The research appears on the March 2008 cover of the American Chemical Society's journal Nano Letters.
"Based on our calculations, it appears that some buckyballs are capable of holding volumes of hydrogen so dense as to be almost metallic," said lead researcher Boris Yakobson, professor of mechanical engineering and materials science at Rice. "It appears they can hold about 8 percent of their weight in hydrogen at room temperature, which is considerably better than the federal target of 6 percent."
The Department of Energy has devoted more than $1 billion to developing technologies for hydrogen-powered automobiles, including technologies to cost-effectively store hydrogen for use in cars. Hydrogen is the lightest element in the universe, and it is very difficult to store in bulk. For hydrogen cars to be competitive with gasoline-powered cars, they need a comparable range and a reasonably compact fuel system. It's estimated that a hydrogen-powered car with a suitable range will require a storage system with densities greater than those found in pure, liquid hydrogen.
Yakobson said scientists have long argued the merits of storing hydrogen in tiny, molecular containers like buckyballs, and experiments have shown that it's possible to store small volumes of hydrogen inside buckyballs. The new research by Yakobson and former postdoctoral researchers Olga Pupysheva and Amir Farajian offers the first method of precisely calculating how much hydrogen a buckyball can hold before breaking.
Buckyballs, which were discovered at Rice more than 20 years ago, are part of a family of carbon molecules called fullerenes. The family includes carbon nanotubes, the typical 60-atom buckyball and larger buckyballs composed of 2,000 or more atoms.

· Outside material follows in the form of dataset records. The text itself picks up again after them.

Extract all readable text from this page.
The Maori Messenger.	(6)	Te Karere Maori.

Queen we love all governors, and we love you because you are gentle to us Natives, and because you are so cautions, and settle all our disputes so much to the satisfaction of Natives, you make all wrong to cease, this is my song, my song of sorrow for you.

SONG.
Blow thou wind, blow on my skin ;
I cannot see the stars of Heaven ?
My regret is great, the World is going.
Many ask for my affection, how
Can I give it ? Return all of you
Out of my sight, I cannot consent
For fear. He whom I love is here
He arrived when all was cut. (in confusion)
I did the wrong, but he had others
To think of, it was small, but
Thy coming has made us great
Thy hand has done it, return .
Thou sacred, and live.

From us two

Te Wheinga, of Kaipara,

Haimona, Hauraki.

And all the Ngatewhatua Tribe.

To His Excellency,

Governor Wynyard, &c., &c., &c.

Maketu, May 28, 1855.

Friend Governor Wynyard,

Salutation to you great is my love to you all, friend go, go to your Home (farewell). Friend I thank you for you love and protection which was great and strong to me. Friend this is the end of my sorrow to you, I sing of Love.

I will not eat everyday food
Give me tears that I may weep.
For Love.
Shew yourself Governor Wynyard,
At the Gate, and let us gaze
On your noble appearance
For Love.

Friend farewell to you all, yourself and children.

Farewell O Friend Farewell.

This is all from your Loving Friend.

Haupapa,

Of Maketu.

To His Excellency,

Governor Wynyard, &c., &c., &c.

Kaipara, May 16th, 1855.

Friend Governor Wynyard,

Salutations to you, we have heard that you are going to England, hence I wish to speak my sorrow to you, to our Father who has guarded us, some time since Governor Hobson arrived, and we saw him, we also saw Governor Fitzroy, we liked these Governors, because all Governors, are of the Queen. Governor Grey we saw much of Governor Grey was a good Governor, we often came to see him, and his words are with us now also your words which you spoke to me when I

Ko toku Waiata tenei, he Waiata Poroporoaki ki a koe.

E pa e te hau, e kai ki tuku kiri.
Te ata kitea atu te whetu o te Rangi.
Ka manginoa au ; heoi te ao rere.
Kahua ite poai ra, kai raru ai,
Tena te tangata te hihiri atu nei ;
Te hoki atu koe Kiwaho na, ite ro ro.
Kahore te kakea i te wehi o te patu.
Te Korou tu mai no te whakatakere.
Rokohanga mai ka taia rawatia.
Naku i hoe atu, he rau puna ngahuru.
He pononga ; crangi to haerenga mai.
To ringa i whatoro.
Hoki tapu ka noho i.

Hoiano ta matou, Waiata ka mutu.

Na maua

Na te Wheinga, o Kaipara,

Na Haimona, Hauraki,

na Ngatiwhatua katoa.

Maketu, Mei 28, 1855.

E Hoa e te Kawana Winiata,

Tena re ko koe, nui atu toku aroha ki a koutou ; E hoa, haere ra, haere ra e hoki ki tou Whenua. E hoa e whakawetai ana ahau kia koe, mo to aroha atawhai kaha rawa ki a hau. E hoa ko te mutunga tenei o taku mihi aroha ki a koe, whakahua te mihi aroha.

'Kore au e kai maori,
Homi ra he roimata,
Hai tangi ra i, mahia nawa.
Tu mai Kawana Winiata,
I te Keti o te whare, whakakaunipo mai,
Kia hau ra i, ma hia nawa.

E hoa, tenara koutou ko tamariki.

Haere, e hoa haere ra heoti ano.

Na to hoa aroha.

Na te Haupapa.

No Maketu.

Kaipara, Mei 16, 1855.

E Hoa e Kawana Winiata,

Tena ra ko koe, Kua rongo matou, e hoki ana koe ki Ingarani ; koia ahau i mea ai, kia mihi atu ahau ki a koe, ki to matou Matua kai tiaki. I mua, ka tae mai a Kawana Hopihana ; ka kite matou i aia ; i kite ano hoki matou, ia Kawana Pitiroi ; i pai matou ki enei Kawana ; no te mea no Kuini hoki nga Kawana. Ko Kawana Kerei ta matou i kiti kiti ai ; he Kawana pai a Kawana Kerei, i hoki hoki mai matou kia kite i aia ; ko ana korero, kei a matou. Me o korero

"Bonds between carbon atoms are among the strongest chemical bonds in nature," Yakobson said. "These bonds are what make diamond the hardest known substance, and our research showed that it takes an enormous amount of internal pressure to deform and break the carbon-carbon bonds in a fullerene."
Using a computer model, Yakobson's research team has tracked the strength of each atomic bond in a buckyball and simulated what happened to the bonds as more hydrogen atoms were packed inside. Yakobson said the model promises to be particularly useful because it is scalable, that is it can calculate exactly how much hydrogen a buckyball of any given size can hold, and it can also tell scientists how overstuffed buckyballs burst open and release their cargo.
If a feasible way to produce hydrogen-filled buckyballs is developed, Yakobson said, it might be possible to store them as a powder.
"They will likely assemble into weak molecular crystals or form a thin powder," he said. "They might find use in their whole form or be punctured under certain conditions to release pure hydrogen for fuel cells or other types of engines."
The research was supported by the Office of Naval Research and the Department of Energy.